Más adelante vinieron preguntas más complicadas. Una, por ejemplo, cuando me preguntó en el desayuno de domingo: “¿Mami, yo tenía otro nombre cuando estaba en la casa de adopción?” Le contesté con la verdad.  Siempre lo he hecho.

Tuve que llevarlo a la casa de adopción por recomendación de la psicóloga. Tal vez él, tan perspicaz, ya se estaba armando toda una película en su cabeza. Había que aclararle que nadie lo había dejado abandonado, y que por el contrario lo habían cuidado durante sus dos primeros meses en sala cunas bien adaptadas, con personal especializado y las 24 horas del día.

Sus preguntas han subido de calibre. Es normal, dice la psicóloga. El tema del abandono, por ejemplo, es algo que le causa dolor; nuestra tarea es demostrarle, con amor, que es nuestro hijo, lo amamos y no lo abandonaremos jamás; pero, sobre todo, que la decisión de su mamá biológica no tuvo que ver con abandono sino con la falta de posibilidades y la decisión de entregarlo a quienes no tenían una opción biológica para conformar una familia y querían ser padres.

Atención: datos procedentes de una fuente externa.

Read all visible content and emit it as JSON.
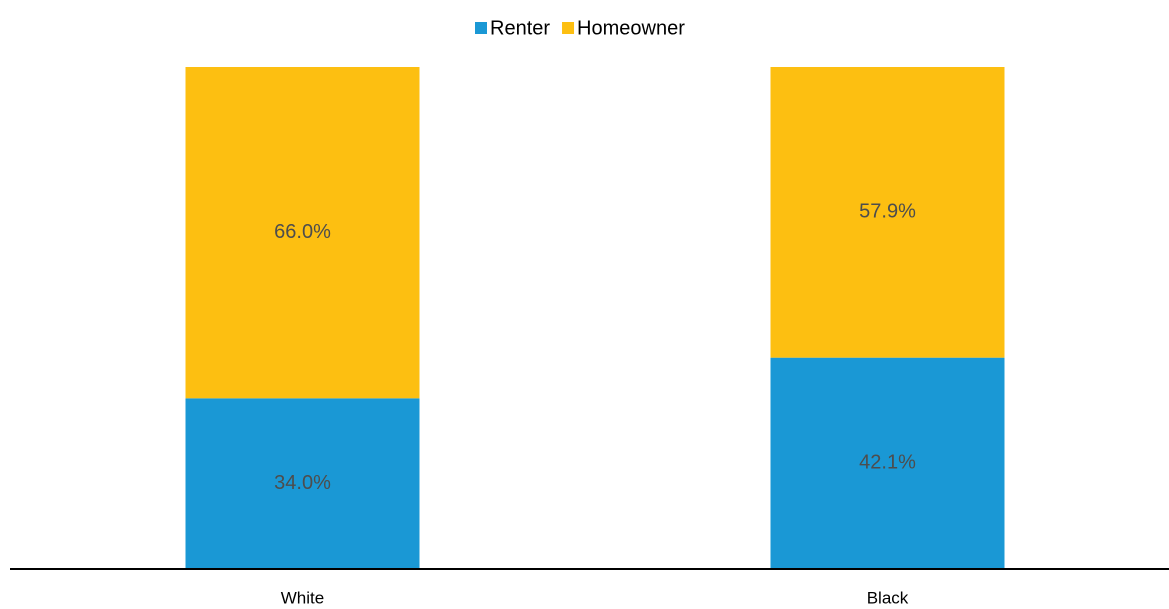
{
  "chart_data": {
    "type": "stacked_bar",
    "categories": [
      "White",
      "Black"
    ],
    "series": [
      {
        "name": "Renter",
        "color": "#1a98d5",
        "values": [
          34.0,
          42.1
        ],
        "value_labels": [
          "34.0%",
          "42.1%"
        ]
      },
      {
        "name": "Homeowner",
        "color": "#fdbf11",
        "values": [
          66.0,
          57.9
        ],
        "value_labels": [
          "66.0%",
          "57.9%"
        ]
      }
    ],
    "ylim": [
      0,
      100
    ],
    "legend": "top"
  }
}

Mi hijo se siente seguro; sin embargo, el duelo es parte de su vida. También hemos recibido apoyo profesional para manejar el tema. Sabemos que un niño adoptado afronta su situación de diferentes maneras. En cada etapa de la vida su percepción es distinta, según la madurez que va alcanzando.

El nuestro es un niño que va adelante en las preguntas, por lo que debemos consultar permanentemente.

Mi experiencia me ha dicho que siempre debo contestarle con la verdad y con todo mi amor.

El vínculo que hemos generado es total. No creo que el amor filial tenga que ver con códigos genéticos ni tipos de sangre. De hecho, el niño tiene un tipo de sangre diferente al de nosotros, sus padres.

La relación se ha construido con el tiempo, con nuestra dedicación, bajo la estricta condición de nuestro amor incondicional, como el de cualquier familia, y con la claridad de que es un niño en formación, al que debemos guiarlo para que sea, sobre todo, feliz. Él sabe que es nuestra felicidad.